Further, the State Department has been in the end-stages of an effort to reorganize Poblete’s arms control bureau with an eye to elevating the attention to ’emerging’ security challenges including in the space and cyber domains.
The plan has been to separate nuclear arms control/treaty verification and space/cyber diplomacy into two separate bureaus under the so-called T-Family. That group of bureaus includes AVC, the Bureau of International Security and Nonproliferation whose job is to identify and mitigate proliferation threats, and the Bureau of Political-Military Affairs, responsible for arms export licensing and other defense-related functions. The new emerging security challenges bureau would have equal status to the current AVC, which would keep the nuclear issues.
One of the goals of the reorganization, which is currently being vetted by Congress, is to draw the semi-independent Obama-era Office of the Coordinator for Cyber Affairs (formerly headed by Chris Painter) back into the traditional State Department structure, current and former officials tell me. It is unclear how Poblete’s leaving will affect the ongoing discussions with the Hill about the reorganization.
That said, Poblete’s resignation is unlikely to change the underlying philosophy of the Trump Administration that diplomacy, arms control and security-related agreements are of little use in ensuring national security.
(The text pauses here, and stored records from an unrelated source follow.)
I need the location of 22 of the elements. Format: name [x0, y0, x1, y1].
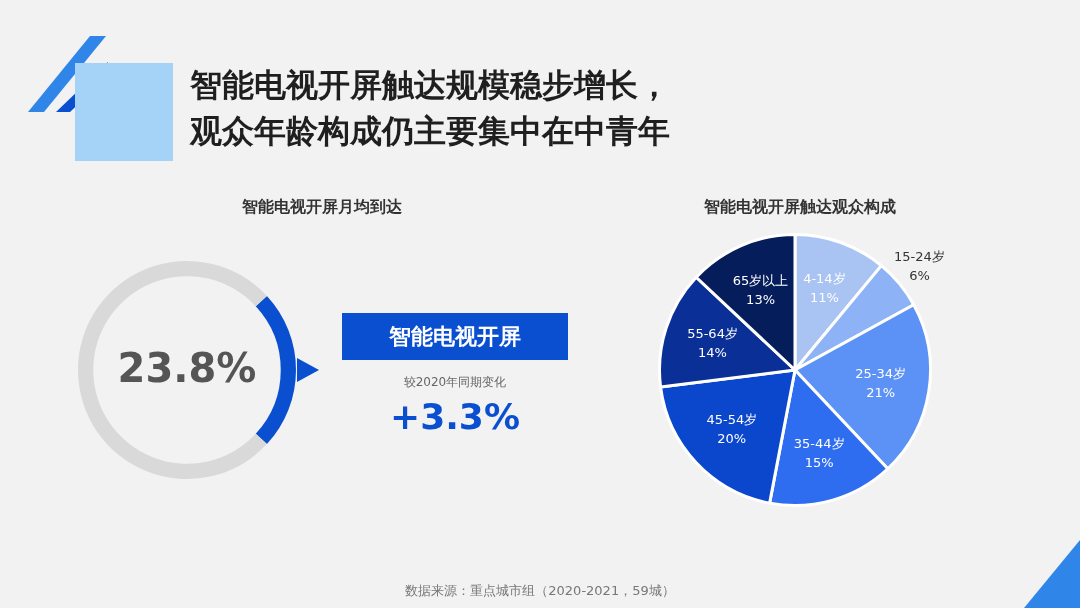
slice-label: 35-44岁: [793, 435, 845, 451]
text: 智能电视开屏: [342, 313, 568, 360]
data-label: 15%: [804, 454, 834, 470]
text: 智能电视开屏触达规模稳步增长，观众年龄构成仍主要集中在中青年: [190, 65, 671, 152]
data-label: 20%: [717, 430, 747, 446]
slice-label: 45-54岁: [706, 411, 758, 427]
data-label: 14%: [698, 344, 727, 360]
slice-label: 25-34岁: [855, 365, 907, 381]
data-label: 13%: [746, 291, 776, 307]
data-label: 21%: [866, 384, 896, 400]
chart-title: 智能电视开屏触达观众构成: [703, 197, 897, 218]
text: 23.8%: [116, 345, 258, 391]
source-note: 数据来源：重点城市组（2020-2021，59城）: [404, 582, 676, 600]
data-label: 6%: [909, 268, 930, 284]
slice-label: 4-14岁: [803, 270, 846, 286]
data-label: 11%: [809, 289, 839, 305]
slice-label: 15-24岁: [894, 249, 945, 265]
slice-label: 55-64岁: [687, 325, 738, 341]
text: +3.3%: [389, 396, 521, 437]
text: 较2020年同期变化: [402, 374, 508, 391]
chart-title: 智能电视开屏月均到达: [241, 197, 403, 218]
slice-label: 65岁以上: [732, 272, 789, 288]
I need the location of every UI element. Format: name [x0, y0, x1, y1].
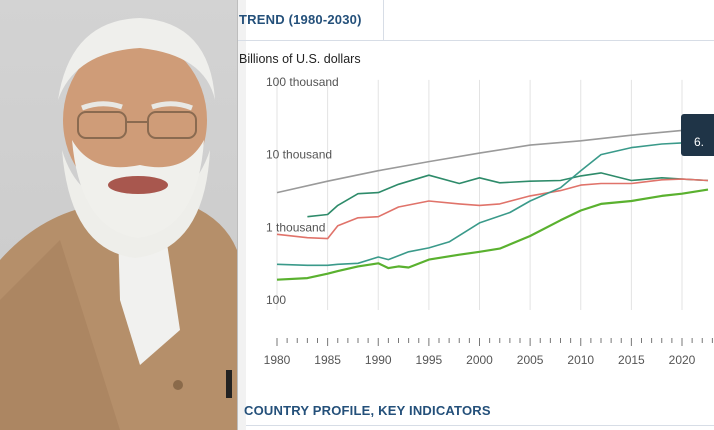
portrait-illustration [0, 18, 237, 430]
series-line [276, 188, 709, 281]
x-tick-label: 2010 [567, 353, 594, 367]
series-line [307, 172, 709, 218]
country-profile-title: COUNTRY PROFILE, KEY INDICATORS [244, 403, 491, 418]
tooltip [681, 114, 714, 156]
x-tick-label: 1980 [264, 353, 291, 367]
x-tick-label: 2005 [517, 353, 544, 367]
x-tick-label: 2020 [669, 353, 696, 367]
tooltip-value: 6. [694, 135, 705, 149]
y-axis-label: Billions of U.S. dollars [239, 52, 361, 66]
y-tick-label: 100 thousand [266, 75, 339, 89]
image-divider [237, 0, 247, 430]
trend-title: TREND (1980-2030) [239, 12, 362, 27]
series-line [276, 128, 709, 194]
section-divider [246, 425, 714, 426]
y-tick-label: 10 thousand [266, 148, 332, 162]
x-tick-label: 2015 [618, 353, 645, 367]
trend-header: TREND (1980-2030) [238, 0, 714, 41]
x-tick-label: 1990 [365, 353, 392, 367]
trend-chart: 100 thousand 10 thousand 1 thousand 100 1980… [264, 75, 713, 367]
portrait-photo [0, 0, 237, 430]
y-tick-label: 100 [266, 293, 286, 307]
header-divider [383, 0, 384, 40]
series-line [276, 178, 709, 240]
x-tick-label: 2000 [466, 353, 493, 367]
x-tick-label: 1995 [416, 353, 443, 367]
series-line [276, 141, 709, 267]
y-tick-label: 1 thousand [266, 220, 325, 234]
x-tick-label: 1985 [314, 353, 341, 367]
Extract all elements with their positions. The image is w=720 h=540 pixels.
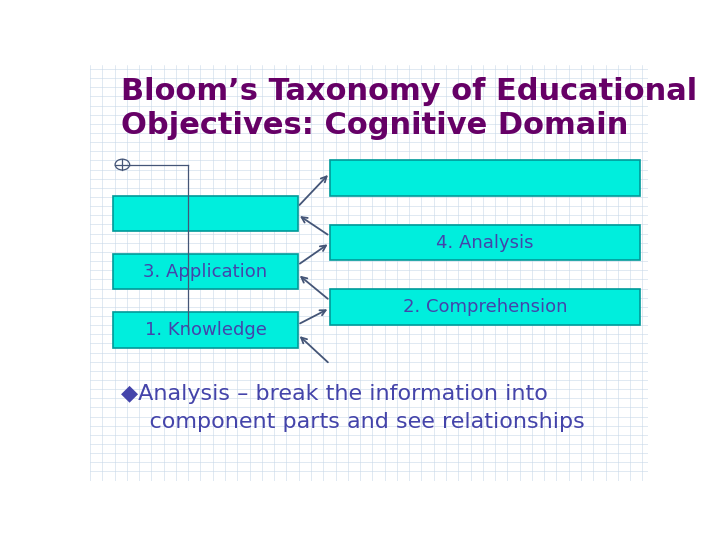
FancyBboxPatch shape (114, 312, 297, 348)
FancyBboxPatch shape (330, 160, 639, 196)
Text: 4. Analysis: 4. Analysis (436, 234, 534, 252)
FancyBboxPatch shape (330, 289, 639, 325)
Text: ◆Analysis – break the information into
    component parts and see relationships: ◆Analysis – break the information into c… (121, 384, 585, 432)
Text: 3. Application: 3. Application (143, 262, 268, 281)
FancyBboxPatch shape (114, 254, 297, 289)
Text: 1. Knowledge: 1. Knowledge (145, 321, 266, 339)
Text: Bloom’s Taxonomy of Educational
Objectives: Cognitive Domain: Bloom’s Taxonomy of Educational Objectiv… (121, 77, 697, 140)
FancyBboxPatch shape (330, 225, 639, 260)
Text: 2. Comprehension: 2. Comprehension (402, 298, 567, 316)
FancyBboxPatch shape (114, 196, 297, 231)
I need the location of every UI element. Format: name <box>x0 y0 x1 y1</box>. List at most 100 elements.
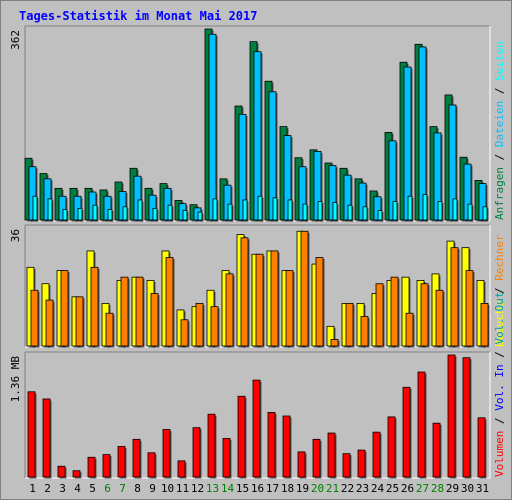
x-tick-label-25: 25 <box>386 482 399 495</box>
bar-seiten-day-11 <box>182 210 188 221</box>
bar-seiten-day-20 <box>317 201 323 221</box>
x-tick-label-10: 10 <box>161 482 174 495</box>
bar-volumen-day-12 <box>192 427 201 478</box>
bar-seiten-day-16 <box>257 195 263 221</box>
x-tick-label-19: 19 <box>296 482 309 495</box>
bar-volumen-day-9 <box>147 452 156 478</box>
bar-seiten-day-26 <box>407 195 413 221</box>
bar-seiten-day-12 <box>197 211 203 221</box>
bar-dateien-day-13 <box>208 33 217 221</box>
x-tick-label-11: 11 <box>176 482 189 495</box>
x-tick-label-17: 17 <box>266 482 279 495</box>
bar-rechner-day-31 <box>480 302 489 347</box>
bar-rechner-day-7 <box>120 276 129 347</box>
bar-dateien-day-18 <box>283 135 292 221</box>
x-tick-label-3: 3 <box>59 482 66 495</box>
bar-volumen-day-15 <box>237 395 246 478</box>
legend-entry-vol_in: Vol. In <box>493 364 506 410</box>
x-tick-label-7: 7 <box>119 482 126 495</box>
x-tick-label-9: 9 <box>149 482 156 495</box>
bar-seiten-day-13 <box>212 198 218 221</box>
bar-rechner-day-1 <box>30 289 39 347</box>
x-tick-label-26: 26 <box>401 482 414 495</box>
bar-dateien-day-31 <box>478 183 487 221</box>
bar-seiten-day-7 <box>122 206 128 221</box>
bar-seiten-day-3 <box>62 209 68 221</box>
bar-volumen-day-30 <box>462 357 471 478</box>
y-max-label-volume: 1.36 MB <box>9 356 22 403</box>
x-tick-label-29: 29 <box>446 482 459 495</box>
bar-seiten-day-29 <box>452 198 458 221</box>
legend-volume: Volumen / Vol. In / Vol. Out <box>493 292 506 477</box>
bar-dateien-day-8 <box>133 175 142 221</box>
bar-seiten-day-22 <box>347 204 353 221</box>
bar-rechner-day-9 <box>150 293 159 347</box>
bar-seiten-day-8 <box>137 199 143 221</box>
legend-entry-rechner: Rechner <box>493 234 506 281</box>
bar-volumen-day-25 <box>387 416 396 478</box>
bar-seiten-day-6 <box>107 209 113 221</box>
bar-rechner-day-25 <box>390 276 399 347</box>
bar-dateien-day-23 <box>358 182 367 221</box>
bar-seiten-day-23 <box>362 206 368 221</box>
x-tick-label-5: 5 <box>89 482 96 495</box>
bar-dateien-day-24 <box>373 196 382 221</box>
legend-entry-vol_out: Vol. Out <box>493 292 506 345</box>
x-tick-label-1: 1 <box>29 482 36 495</box>
bar-volumen-day-27 <box>417 371 426 478</box>
legend-hits: Anfragen / Dateien / Seiten <box>493 41 506 220</box>
legend-separator: / <box>493 411 506 431</box>
bar-seiten-day-24 <box>377 210 383 221</box>
bar-rechner-day-6 <box>105 312 114 347</box>
x-tick-label-14: 14 <box>221 482 235 495</box>
bar-seiten-day-21 <box>332 202 338 221</box>
bar-volumen-day-17 <box>267 412 276 478</box>
legend-separator: / <box>493 345 506 365</box>
x-tick-label-18: 18 <box>281 482 294 495</box>
bar-dateien-day-10 <box>163 187 172 221</box>
bar-rechner-day-24 <box>375 283 384 347</box>
legend-entry-seiten: Seiten <box>493 41 506 81</box>
bar-dateien-day-22 <box>343 174 352 221</box>
x-tick-label-6: 6 <box>104 482 111 495</box>
bar-volumen-day-13 <box>207 413 216 478</box>
bar-rechner-day-18 <box>285 270 294 347</box>
bar-rechner-day-19 <box>300 230 309 347</box>
bar-rechner-day-17 <box>270 250 279 347</box>
bar-rechner-day-20 <box>315 257 324 347</box>
legend-separator: / <box>493 81 506 101</box>
bar-rechner-day-26 <box>405 312 414 347</box>
bar-volumen-day-11 <box>177 460 186 478</box>
bar-rechner-day-28 <box>435 289 444 347</box>
bar-rechner-day-13 <box>210 306 219 347</box>
bar-seiten-day-5 <box>92 204 98 221</box>
bar-dateien-day-7 <box>118 191 127 221</box>
bar-rechner-day-22 <box>345 302 354 347</box>
bar-dateien-day-30 <box>463 163 472 221</box>
legend-entry-volumen: Volumen <box>493 431 506 477</box>
bar-rechner-day-3 <box>60 270 69 347</box>
bar-rechner-day-4 <box>75 296 84 347</box>
bar-volumen-day-20 <box>312 438 321 478</box>
x-tick-label-16: 16 <box>251 482 264 495</box>
bar-dateien-day-25 <box>388 140 397 221</box>
bar-volumen-day-31 <box>477 417 486 478</box>
bar-rechner-day-27 <box>420 283 429 347</box>
x-tick-label-22: 22 <box>341 482 354 495</box>
bar-seiten-day-9 <box>152 207 158 221</box>
x-tick-label-28: 28 <box>431 482 444 495</box>
x-tick-label-23: 23 <box>356 482 369 495</box>
legend-entry-dateien: Dateien <box>493 101 506 147</box>
bar-rechner-day-2 <box>45 299 54 347</box>
bar-seiten-day-19 <box>302 203 308 221</box>
x-tick-label-27: 27 <box>416 482 429 495</box>
bar-dateien-day-9 <box>148 194 157 221</box>
bar-dateien-day-28 <box>433 132 442 221</box>
x-tick-label-8: 8 <box>134 482 141 495</box>
bar-rechner-day-10 <box>165 257 174 347</box>
bar-volumen-day-8 <box>132 438 141 478</box>
bar-volumen-day-14 <box>222 438 231 478</box>
bar-dateien-day-15 <box>238 114 247 221</box>
y-max-label-visits: 36 <box>9 229 22 242</box>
Poblete’s alignment on arms control issues echoes that of uber-hawk National Security Advisor John Bolton who has never met a treaty he liked.
As first published by the Washington Post yesterday, Poblete’s hawkish views (and aggressive attitude that was not appreciated by her subordinates) on Iran caused her to run afoul of her immediate boss, Undersecretary for Arms Control and International Security Affairs Andrea Thompson. Indeed, the rumor is that Poblete was forced out over Thompson’s belief that Poblete had fiddled with the facts in the annual report on Iran’s compliance with the 2015 nuclear deal. The Trump Administration last year withdrew from the deal and reimposed economic sanctions based on its judgement that Iran was not complying.
Whether or not that rumor is true, a bigger problem for State itself, according to insiders (including officials who worked with Poblete,) was that she refused to follow normal procedures, and often went around Thompson to Bolton. Thompson, I’m told by multiple sources, complained repeatedly to Pompeo about Poblete’s failure to coordinate, vet her official statements, etc.
Arms control advocates have been almost unanimously critical of the administration’s approaches to Iran, New START, and other security-related diplomatic endeavors. Thus, many have been ambivalent — to say the least — about Poblete’s departure, at the most recognizing that the lack of personnel is yet another obstacle to resolving the issues.
“The specific reasons for Assistant Secretary Poblete’s forced resignation are unclear. With her or without her, there is clearly a serious deficit of expertise, experience, and commitment to effective nonproliferation and arms control among the group of political appointees in this administration,” Daryl Kimball, executive director of the Arms Control Association.